La vénerie est un art français, et les chiens dont on faisait usage autrefois étaient fort renommés. Les principales races sont, d’après le Nouveau Traité des Chasses, les chiens de Bresse, les griffons de Vendée, les chiens de Gascogne, les chiens de Saintonge, les chiens normands, les chiens du Poitou, les chiens céris, les chiens d’Artois et les chiens bleus, dits foudras. Toutes ces races ont des qualités spéciales et sont parfaitement appropriées au pays qui les ont produites ; il est toutefois très rare de les rencontrer pures, car dès le XVIIe siècle on les a mélangées de sang anglais. Les chiens français en général ont une belle gorge, mais ils chassent lentement, et souvent mettent dix heures à forcer un cerf. C’est pour ce motif qu’on a eu recours aux races d’outre-Manche, qui sont beaucoup plus rapides, mais qui ont l’inconvénient d’avoir très peu de voix. Aujourd’hui, quand la chasse marche bien, une meute de bâtards anglais force le cerf en trois quarts d’heure. Aux dernières expositions canines, on a pu voir quelques belles meutes de chiens français, notamment celles de M. Le Coulteux de Canteleu et de M. de Carayon-Latour ; mais les meutes de chiens anglais ou bâtards anglais étaient en majorité. On cite notamment comme très remarquables celles de M. le comte d’Osmond, celle de M. Simons, celle de M. de La Rochefoucauld, celle de M. de La Debutrie, etc.

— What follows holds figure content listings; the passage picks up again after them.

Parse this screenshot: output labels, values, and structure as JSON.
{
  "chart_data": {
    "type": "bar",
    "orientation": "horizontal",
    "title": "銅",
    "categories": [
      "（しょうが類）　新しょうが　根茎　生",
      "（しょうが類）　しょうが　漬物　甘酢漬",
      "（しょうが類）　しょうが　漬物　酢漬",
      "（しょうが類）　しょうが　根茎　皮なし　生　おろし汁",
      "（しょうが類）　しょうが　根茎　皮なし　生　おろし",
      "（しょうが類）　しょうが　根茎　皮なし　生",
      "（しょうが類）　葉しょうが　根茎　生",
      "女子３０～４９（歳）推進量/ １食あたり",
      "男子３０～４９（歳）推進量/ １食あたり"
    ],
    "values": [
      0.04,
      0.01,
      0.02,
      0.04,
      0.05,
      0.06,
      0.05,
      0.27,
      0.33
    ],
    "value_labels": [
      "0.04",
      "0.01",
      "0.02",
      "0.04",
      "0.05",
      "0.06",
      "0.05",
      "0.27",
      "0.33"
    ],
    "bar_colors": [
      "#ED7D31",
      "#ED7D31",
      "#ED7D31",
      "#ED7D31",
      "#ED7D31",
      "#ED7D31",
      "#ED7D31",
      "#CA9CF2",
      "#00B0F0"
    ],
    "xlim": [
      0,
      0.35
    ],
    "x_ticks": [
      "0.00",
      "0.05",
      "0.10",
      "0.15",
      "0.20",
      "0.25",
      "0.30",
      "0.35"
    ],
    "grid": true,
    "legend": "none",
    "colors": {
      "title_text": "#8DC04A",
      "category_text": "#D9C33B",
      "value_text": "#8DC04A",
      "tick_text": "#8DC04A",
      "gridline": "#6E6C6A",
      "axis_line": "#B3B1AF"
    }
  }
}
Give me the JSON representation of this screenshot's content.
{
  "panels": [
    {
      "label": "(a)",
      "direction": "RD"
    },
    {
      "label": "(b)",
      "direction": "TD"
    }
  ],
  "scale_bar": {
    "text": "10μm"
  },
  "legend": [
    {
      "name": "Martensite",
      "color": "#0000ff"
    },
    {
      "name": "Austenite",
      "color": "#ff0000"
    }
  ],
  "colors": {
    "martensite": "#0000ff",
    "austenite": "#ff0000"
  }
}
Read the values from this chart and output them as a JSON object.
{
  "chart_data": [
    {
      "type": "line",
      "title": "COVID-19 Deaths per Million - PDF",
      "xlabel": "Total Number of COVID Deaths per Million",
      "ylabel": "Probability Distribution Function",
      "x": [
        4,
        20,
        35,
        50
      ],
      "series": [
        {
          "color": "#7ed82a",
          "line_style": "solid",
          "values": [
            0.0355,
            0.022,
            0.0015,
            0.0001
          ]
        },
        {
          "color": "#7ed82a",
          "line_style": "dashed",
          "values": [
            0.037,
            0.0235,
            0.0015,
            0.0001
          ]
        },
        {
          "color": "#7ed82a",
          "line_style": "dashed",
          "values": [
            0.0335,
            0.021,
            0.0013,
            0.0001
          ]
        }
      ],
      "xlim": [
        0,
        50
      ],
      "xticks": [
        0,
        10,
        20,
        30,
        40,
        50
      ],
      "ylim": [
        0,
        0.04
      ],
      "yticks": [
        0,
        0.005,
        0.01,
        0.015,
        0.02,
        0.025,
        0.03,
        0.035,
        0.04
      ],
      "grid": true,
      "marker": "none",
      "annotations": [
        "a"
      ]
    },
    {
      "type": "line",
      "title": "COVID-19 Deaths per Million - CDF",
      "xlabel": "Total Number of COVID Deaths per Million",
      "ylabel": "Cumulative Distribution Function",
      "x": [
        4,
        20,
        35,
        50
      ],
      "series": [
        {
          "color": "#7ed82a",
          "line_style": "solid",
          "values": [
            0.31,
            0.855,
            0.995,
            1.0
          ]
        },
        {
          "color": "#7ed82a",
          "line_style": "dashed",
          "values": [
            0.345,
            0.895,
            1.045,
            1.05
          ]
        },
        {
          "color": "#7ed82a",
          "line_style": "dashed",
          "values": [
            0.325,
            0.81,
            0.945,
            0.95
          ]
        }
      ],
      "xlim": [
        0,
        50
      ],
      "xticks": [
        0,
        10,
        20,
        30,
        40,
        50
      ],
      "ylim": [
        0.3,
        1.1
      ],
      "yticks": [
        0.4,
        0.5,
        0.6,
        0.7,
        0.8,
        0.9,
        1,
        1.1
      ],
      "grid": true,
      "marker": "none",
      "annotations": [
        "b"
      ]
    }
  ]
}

Mais une meute ne suffit pas pour former un équipage de chasse à courre, il faut encore des chevaux et des hommes. Pour les premiers, on en trouve toujours dès qu’on y met le prix. Les pur-sang anglais sont préférés, surtout dans les forêts de plaine, car ils ont plus de fond et des allures plus élastiques que les chevaux français ; cependant beaucoup de chasseurs aujourd’hui adoptent l’anglo-normand comme ayant un meilleur caractère et exigeant moins de soins. Dans les terrains accidentés, il vaut toujours mieux prendre des chevaux du pays, qui sont acclimatés et dont le pied est façonné aux mouvemens du sol. Quant aux hommes, d’un aveu général, il est impossible d’en trouver qui, comme les anciens piqueurs, soient dévoués à leurs maîtres et se fassent un point d’honneur de mener leurs chasses à bonne fin. Aujourd’hui ils changent d’équipage à tout propos et servent de préférence, non pas le maître qui chasse le mieux et qui a la meilleure meute, mais celui qui paie le plus et qui s’y entend le moins, auquel par conséquent il est le plus facile d’en imposer.